Mobile app errors could delay Iowa Caucus results - ryanwhitney
https://www.theverge.com/2020/2/3/21121399/iowa-caucus-app-access-bernie-elizabeth-warren-joe-biden-pete-buttigieg-democrats
======
tareqak
It is getting much worse. The PIN to report the results is on the caucus math
worksheet:
[https://mobile.twitter.com/wycats/status/1224558210222186496](https://mobile.twitter.com/wycats/status/1224558210222186496)
, and many people are posting pictures of these worksheets.

In one case, the person posting picture is Ben Halle, the Iowa Comms director
for Pete Buttigieg:
[https://mobile.twitter.com/bhalle87/status/12245501117259161...](https://mobile.twitter.com/bhalle87/status/1224550111725916160)

------
tareqak
The makers of the Iowa Caucus app are:
[https://shadowinc.io/](https://shadowinc.io/) .
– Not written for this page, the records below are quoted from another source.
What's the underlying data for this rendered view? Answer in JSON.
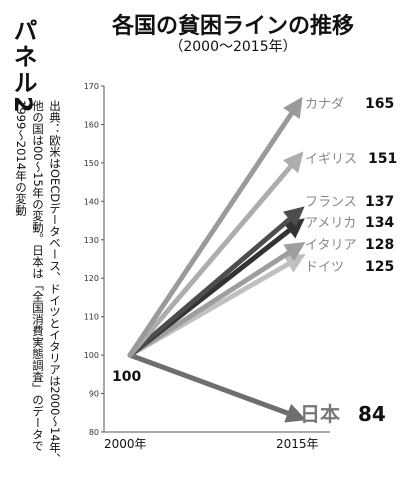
{
  "panel_label": "パネル2",
  "title": "各国の貧困ラインの推移",
  "subtitle": "（2000〜2015年）",
  "source_note": "出典：欧米はOECDデータベース、ドイツとイタリアは2000〜14年、他の国は00〜15年の変動。日本は「全国消費実態調査」のデータで1999〜2014年の変動",
  "chart_data": {
    "type": "line",
    "title": "各国の貧困ラインの推移",
    "subtitle": "（2000〜2015年）",
    "x": [
      "2000年",
      "2015年"
    ],
    "ylim": [
      80,
      170
    ],
    "yticks": [
      80,
      90,
      100,
      110,
      120,
      130,
      140,
      150,
      160,
      170
    ],
    "start_label": "100",
    "series": [
      {
        "name": "カナダ",
        "values": [
          100,
          165
        ],
        "color": "#9a9a9a"
      },
      {
        "name": "イギリス",
        "values": [
          100,
          151
        ],
        "color": "#adadad"
      },
      {
        "name": "フランス",
        "values": [
          100,
          137
        ],
        "color": "#4d4d4d"
      },
      {
        "name": "アメリカ",
        "values": [
          100,
          134
        ],
        "color": "#333333"
      },
      {
        "name": "イタリア",
        "values": [
          100,
          128
        ],
        "color": "#9e9e9e"
      },
      {
        "name": "ドイツ",
        "values": [
          100,
          125
        ],
        "color": "#c0c0c0"
      },
      {
        "name": "日本",
        "values": [
          100,
          84
        ],
        "color": "#6e6e6e"
      }
    ],
    "grid": false,
    "legend": "labels at line ends"
  }
}
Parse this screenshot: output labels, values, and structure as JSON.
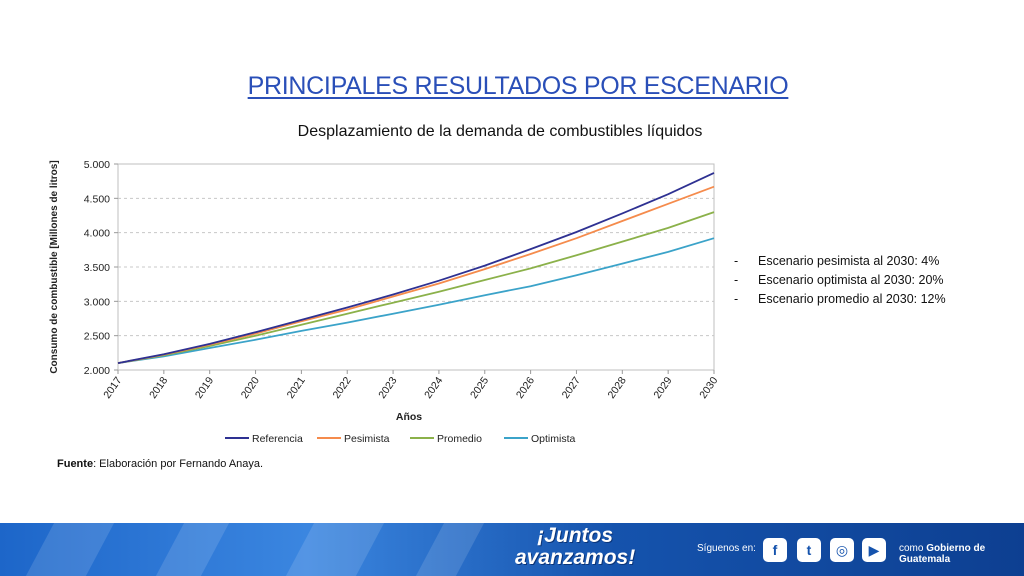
{
  "title": "PRINCIPALES RESULTADOS POR ESCENARIO",
  "subtitle": "Desplazamiento de la demanda de combustibles líquidos",
  "notes": [
    "Escenario pesimista al 2030: 4%",
    "Escenario optimista al 2030: 20%",
    "Escenario promedio al 2030: 12%"
  ],
  "source": {
    "label": "Fuente",
    "text": ": Elaboración por Fernando Anaya."
  },
  "footer": {
    "slogan_line1": "¡Juntos",
    "slogan_line2": "avanzamos!",
    "follow": "Síguenos en:",
    "social": [
      {
        "icon": "facebook-icon",
        "glyph": "f"
      },
      {
        "icon": "twitter-icon",
        "glyph": "t"
      },
      {
        "icon": "instagram-icon",
        "glyph": "◎"
      },
      {
        "icon": "youtube-icon",
        "glyph": "▶"
      }
    ],
    "gov_prefix": "como ",
    "gov_name": "Gobierno de Guatemala"
  },
  "chart_data": {
    "type": "line",
    "xlabel": "Años",
    "ylabel": "Consumo de combustible [Millones de litros]",
    "ylim": [
      2000,
      5000
    ],
    "yticks": [
      2000,
      2500,
      3000,
      3500,
      4000,
      4500,
      5000
    ],
    "ytick_labels": [
      "2.000",
      "2.500",
      "3.000",
      "3.500",
      "4.000",
      "4.500",
      "5.000"
    ],
    "x": [
      "2017",
      "2018",
      "2019",
      "2020",
      "2021",
      "2022",
      "2023",
      "2024",
      "2025",
      "2026",
      "2027",
      "2028",
      "2029",
      "2030"
    ],
    "grid": "horizontal dashed",
    "legend_position": "bottom",
    "series": [
      {
        "name": "Referencia",
        "color": "#2e3192",
        "values": [
          2100,
          2230,
          2380,
          2550,
          2730,
          2910,
          3100,
          3300,
          3520,
          3760,
          4010,
          4280,
          4560,
          4870
        ]
      },
      {
        "name": "Pesimista",
        "color": "#f58b4c",
        "values": [
          2100,
          2225,
          2370,
          2530,
          2710,
          2880,
          3070,
          3260,
          3470,
          3690,
          3920,
          4170,
          4420,
          4670
        ]
      },
      {
        "name": "Promedio",
        "color": "#8bb14a",
        "values": [
          2100,
          2215,
          2350,
          2500,
          2660,
          2820,
          2980,
          3140,
          3310,
          3480,
          3670,
          3870,
          4070,
          4300
        ]
      },
      {
        "name": "Optimista",
        "color": "#3ba3c9",
        "values": [
          2100,
          2200,
          2320,
          2440,
          2570,
          2690,
          2820,
          2950,
          3090,
          3220,
          3380,
          3550,
          3720,
          3920
        ]
      }
    ]
  }
}
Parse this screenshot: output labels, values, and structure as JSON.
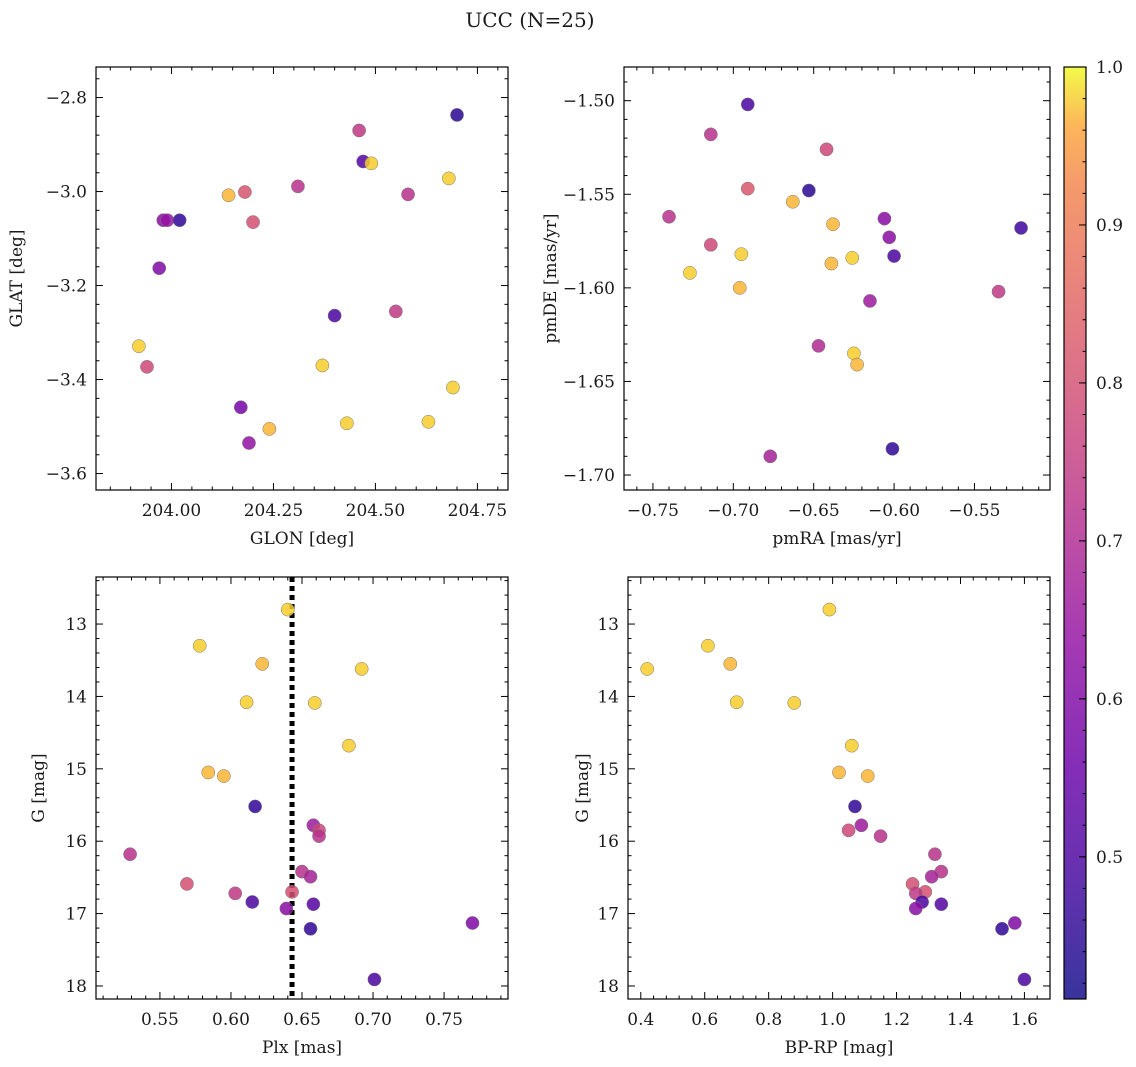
{
  "figure": {
    "title": "UCC (N=25)"
  },
  "colorbar": {
    "range": [
      0.41,
      1.0
    ],
    "ticks": [
      "0.5",
      "0.6",
      "0.7",
      "0.8",
      "0.9",
      "1.0"
    ],
    "tick_values": [
      0.5,
      0.6,
      0.7,
      0.8,
      0.9,
      1.0
    ],
    "colormap": "plasma"
  },
  "chart_data": [
    {
      "type": "scatter",
      "xlabel": "GLON [deg]",
      "ylabel": "GLAT [deg]",
      "xlim": [
        203.815,
        204.825
      ],
      "ylim": [
        -3.635,
        -2.735
      ],
      "y_inverted": false,
      "xticks": [
        204.0,
        204.25,
        204.5,
        204.75
      ],
      "xtick_labels": [
        "204.00",
        "204.25",
        "204.50",
        "204.75"
      ],
      "yticks": [
        -3.6,
        -3.4,
        -3.2,
        -3.0,
        -2.8
      ],
      "ytick_labels": [
        "−3.6",
        "−3.4",
        "−3.2",
        "−3.0",
        "−2.8"
      ],
      "points": [
        {
          "x": 204.7,
          "y": -2.837,
          "c": 0.45
        },
        {
          "x": 204.46,
          "y": -2.87,
          "c": 0.74
        },
        {
          "x": 204.47,
          "y": -2.936,
          "c": 0.52
        },
        {
          "x": 204.49,
          "y": -2.94,
          "c": 0.98
        },
        {
          "x": 204.68,
          "y": -2.972,
          "c": 0.98
        },
        {
          "x": 204.31,
          "y": -2.989,
          "c": 0.72
        },
        {
          "x": 204.18,
          "y": -3.001,
          "c": 0.81
        },
        {
          "x": 204.14,
          "y": -3.008,
          "c": 0.97
        },
        {
          "x": 204.58,
          "y": -3.006,
          "c": 0.72
        },
        {
          "x": 204.2,
          "y": -3.065,
          "c": 0.8
        },
        {
          "x": 203.98,
          "y": -3.061,
          "c": 0.62
        },
        {
          "x": 203.99,
          "y": -3.061,
          "c": 0.64
        },
        {
          "x": 204.02,
          "y": -3.061,
          "c": 0.46
        },
        {
          "x": 203.97,
          "y": -3.163,
          "c": 0.6
        },
        {
          "x": 204.4,
          "y": -3.264,
          "c": 0.5
        },
        {
          "x": 204.55,
          "y": -3.255,
          "c": 0.74
        },
        {
          "x": 203.92,
          "y": -3.329,
          "c": 0.98
        },
        {
          "x": 203.94,
          "y": -3.373,
          "c": 0.78
        },
        {
          "x": 204.37,
          "y": -3.37,
          "c": 0.98
        },
        {
          "x": 204.69,
          "y": -3.417,
          "c": 0.98
        },
        {
          "x": 204.17,
          "y": -3.459,
          "c": 0.58
        },
        {
          "x": 204.43,
          "y": -3.493,
          "c": 0.98
        },
        {
          "x": 204.63,
          "y": -3.49,
          "c": 0.98
        },
        {
          "x": 204.24,
          "y": -3.505,
          "c": 0.97
        },
        {
          "x": 204.19,
          "y": -3.535,
          "c": 0.64
        }
      ]
    },
    {
      "type": "scatter",
      "xlabel": "pmRA [mas/yr]",
      "ylabel": "pmDE [mas/yr]",
      "xlim": [
        -0.768,
        -0.503
      ],
      "ylim": [
        -1.708,
        -1.482
      ],
      "y_inverted": false,
      "xticks": [
        -0.75,
        -0.7,
        -0.65,
        -0.6,
        -0.55
      ],
      "xtick_labels": [
        "−0.75",
        "−0.70",
        "−0.65",
        "−0.60",
        "−0.55"
      ],
      "yticks": [
        -1.7,
        -1.65,
        -1.6,
        -1.55,
        -1.5
      ],
      "ytick_labels": [
        "−1.70",
        "−1.65",
        "−1.60",
        "−1.55",
        "−1.50"
      ],
      "points": [
        {
          "x": -0.691,
          "y": -1.502,
          "c": 0.5
        },
        {
          "x": -0.714,
          "y": -1.518,
          "c": 0.72
        },
        {
          "x": -0.642,
          "y": -1.526,
          "c": 0.78
        },
        {
          "x": -0.691,
          "y": -1.547,
          "c": 0.82
        },
        {
          "x": -0.653,
          "y": -1.548,
          "c": 0.45
        },
        {
          "x": -0.663,
          "y": -1.554,
          "c": 0.97
        },
        {
          "x": -0.74,
          "y": -1.562,
          "c": 0.72
        },
        {
          "x": -0.606,
          "y": -1.563,
          "c": 0.62
        },
        {
          "x": -0.638,
          "y": -1.566,
          "c": 0.97
        },
        {
          "x": -0.521,
          "y": -1.568,
          "c": 0.48
        },
        {
          "x": -0.603,
          "y": -1.573,
          "c": 0.62
        },
        {
          "x": -0.714,
          "y": -1.577,
          "c": 0.78
        },
        {
          "x": -0.695,
          "y": -1.582,
          "c": 0.98
        },
        {
          "x": -0.6,
          "y": -1.583,
          "c": 0.5
        },
        {
          "x": -0.626,
          "y": -1.584,
          "c": 0.98
        },
        {
          "x": -0.639,
          "y": -1.587,
          "c": 0.97
        },
        {
          "x": -0.727,
          "y": -1.592,
          "c": 0.98
        },
        {
          "x": -0.696,
          "y": -1.6,
          "c": 0.97
        },
        {
          "x": -0.535,
          "y": -1.602,
          "c": 0.74
        },
        {
          "x": -0.615,
          "y": -1.607,
          "c": 0.66
        },
        {
          "x": -0.647,
          "y": -1.631,
          "c": 0.7
        },
        {
          "x": -0.625,
          "y": -1.635,
          "c": 0.98
        },
        {
          "x": -0.623,
          "y": -1.641,
          "c": 0.97
        },
        {
          "x": -0.601,
          "y": -1.686,
          "c": 0.46
        },
        {
          "x": -0.677,
          "y": -1.69,
          "c": 0.68
        }
      ]
    },
    {
      "type": "scatter",
      "xlabel": "Plx [mas]",
      "ylabel": "G [mag]",
      "xlim": [
        0.505,
        0.795
      ],
      "ylim": [
        12.35,
        18.18
      ],
      "y_inverted": true,
      "vline": {
        "x": 0.643,
        "style": "dotted"
      },
      "xticks": [
        0.55,
        0.6,
        0.65,
        0.7,
        0.75
      ],
      "xtick_labels": [
        "0.55",
        "0.60",
        "0.65",
        "0.70",
        "0.75"
      ],
      "yticks": [
        13,
        14,
        15,
        16,
        17,
        18
      ],
      "ytick_labels": [
        "13",
        "14",
        "15",
        "16",
        "17",
        "18"
      ],
      "points": [
        {
          "x": 0.64,
          "y": 12.8,
          "c": 0.98
        },
        {
          "x": 0.578,
          "y": 13.3,
          "c": 0.98
        },
        {
          "x": 0.622,
          "y": 13.55,
          "c": 0.97
        },
        {
          "x": 0.692,
          "y": 13.62,
          "c": 0.98
        },
        {
          "x": 0.611,
          "y": 14.08,
          "c": 0.98
        },
        {
          "x": 0.659,
          "y": 14.09,
          "c": 0.98
        },
        {
          "x": 0.683,
          "y": 14.68,
          "c": 0.98
        },
        {
          "x": 0.584,
          "y": 15.05,
          "c": 0.97
        },
        {
          "x": 0.595,
          "y": 15.1,
          "c": 0.97
        },
        {
          "x": 0.617,
          "y": 15.52,
          "c": 0.46
        },
        {
          "x": 0.658,
          "y": 15.78,
          "c": 0.66
        },
        {
          "x": 0.662,
          "y": 15.85,
          "c": 0.78
        },
        {
          "x": 0.662,
          "y": 15.93,
          "c": 0.72
        },
        {
          "x": 0.529,
          "y": 16.18,
          "c": 0.72
        },
        {
          "x": 0.65,
          "y": 16.42,
          "c": 0.72
        },
        {
          "x": 0.656,
          "y": 16.49,
          "c": 0.68
        },
        {
          "x": 0.569,
          "y": 16.59,
          "c": 0.8
        },
        {
          "x": 0.643,
          "y": 16.7,
          "c": 0.8
        },
        {
          "x": 0.603,
          "y": 16.72,
          "c": 0.74
        },
        {
          "x": 0.615,
          "y": 16.84,
          "c": 0.5
        },
        {
          "x": 0.658,
          "y": 16.87,
          "c": 0.52
        },
        {
          "x": 0.639,
          "y": 16.93,
          "c": 0.62
        },
        {
          "x": 0.77,
          "y": 17.13,
          "c": 0.6
        },
        {
          "x": 0.656,
          "y": 17.21,
          "c": 0.46
        },
        {
          "x": 0.701,
          "y": 17.91,
          "c": 0.5
        }
      ]
    },
    {
      "type": "scatter",
      "xlabel": "BP-RP [mag]",
      "ylabel": "G [mag]",
      "xlim": [
        0.36,
        1.68
      ],
      "ylim": [
        12.35,
        18.18
      ],
      "y_inverted": true,
      "xticks": [
        0.4,
        0.6,
        0.8,
        1.0,
        1.2,
        1.4,
        1.6
      ],
      "xtick_labels": [
        "0.4",
        "0.6",
        "0.8",
        "1.0",
        "1.2",
        "1.4",
        "1.6"
      ],
      "yticks": [
        13,
        14,
        15,
        16,
        17,
        18
      ],
      "ytick_labels": [
        "13",
        "14",
        "15",
        "16",
        "17",
        "18"
      ],
      "points": [
        {
          "x": 0.99,
          "y": 12.8,
          "c": 0.98
        },
        {
          "x": 0.61,
          "y": 13.3,
          "c": 0.98
        },
        {
          "x": 0.68,
          "y": 13.55,
          "c": 0.97
        },
        {
          "x": 0.42,
          "y": 13.62,
          "c": 0.98
        },
        {
          "x": 0.7,
          "y": 14.08,
          "c": 0.98
        },
        {
          "x": 0.88,
          "y": 14.09,
          "c": 0.98
        },
        {
          "x": 1.06,
          "y": 14.68,
          "c": 0.98
        },
        {
          "x": 1.02,
          "y": 15.05,
          "c": 0.97
        },
        {
          "x": 1.11,
          "y": 15.1,
          "c": 0.97
        },
        {
          "x": 1.07,
          "y": 15.52,
          "c": 0.46
        },
        {
          "x": 1.09,
          "y": 15.78,
          "c": 0.66
        },
        {
          "x": 1.05,
          "y": 15.85,
          "c": 0.78
        },
        {
          "x": 1.15,
          "y": 15.93,
          "c": 0.72
        },
        {
          "x": 1.32,
          "y": 16.18,
          "c": 0.72
        },
        {
          "x": 1.34,
          "y": 16.42,
          "c": 0.72
        },
        {
          "x": 1.31,
          "y": 16.49,
          "c": 0.68
        },
        {
          "x": 1.25,
          "y": 16.59,
          "c": 0.8
        },
        {
          "x": 1.29,
          "y": 16.7,
          "c": 0.8
        },
        {
          "x": 1.26,
          "y": 16.72,
          "c": 0.74
        },
        {
          "x": 1.28,
          "y": 16.84,
          "c": 0.5
        },
        {
          "x": 1.34,
          "y": 16.87,
          "c": 0.52
        },
        {
          "x": 1.26,
          "y": 16.93,
          "c": 0.62
        },
        {
          "x": 1.57,
          "y": 17.13,
          "c": 0.6
        },
        {
          "x": 1.53,
          "y": 17.21,
          "c": 0.46
        },
        {
          "x": 1.6,
          "y": 17.91,
          "c": 0.5
        }
      ]
    }
  ]
}
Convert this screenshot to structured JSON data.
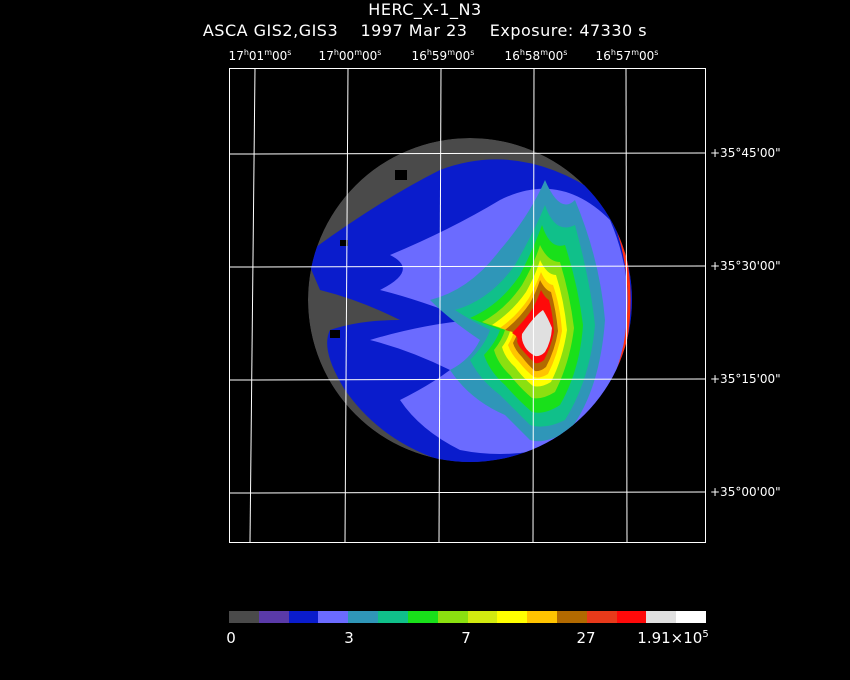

They received money from the Iowa State Democratic Party, the Nevada State
Democratic Party, and Pete Buttigieg for America:
[https://mobile.twitter.com/lhfang/status/1224572119549267968](https://mobile.twitter.com/lhfang/status/1224572119549267968)
.

I’ve been following along
[https://www.twitch.tv/hasanabi](https://www.twitch.tv/hasanabi) in getting
this news.

------
lame-robot-hoax
Guy on CNN was reporting that the app “doesn’t work” and had been on hold for
an hour waiting to phone in the results.

While he’s on air, a lady finally picks up, but as he’s telling CNN he’s got
to go (which he dragged out far too long), the lady on the other end says
hello three separate times before hanging up on him. You can audibly hear the
click. He then says hello and just goes....she hung up on me.

------
sarcasmatwork
[https://www.npr.org/2020/01/14/796344796/iowa-democrats-
will...](https://www.npr.org/2020/01/14/796344796/iowa-democrats-will-use-a-
smartphone-app-at-caucuses-despite-cybersecurity-conce)

------
Apocryphon
It'd be great if someone can do a teardown of this app.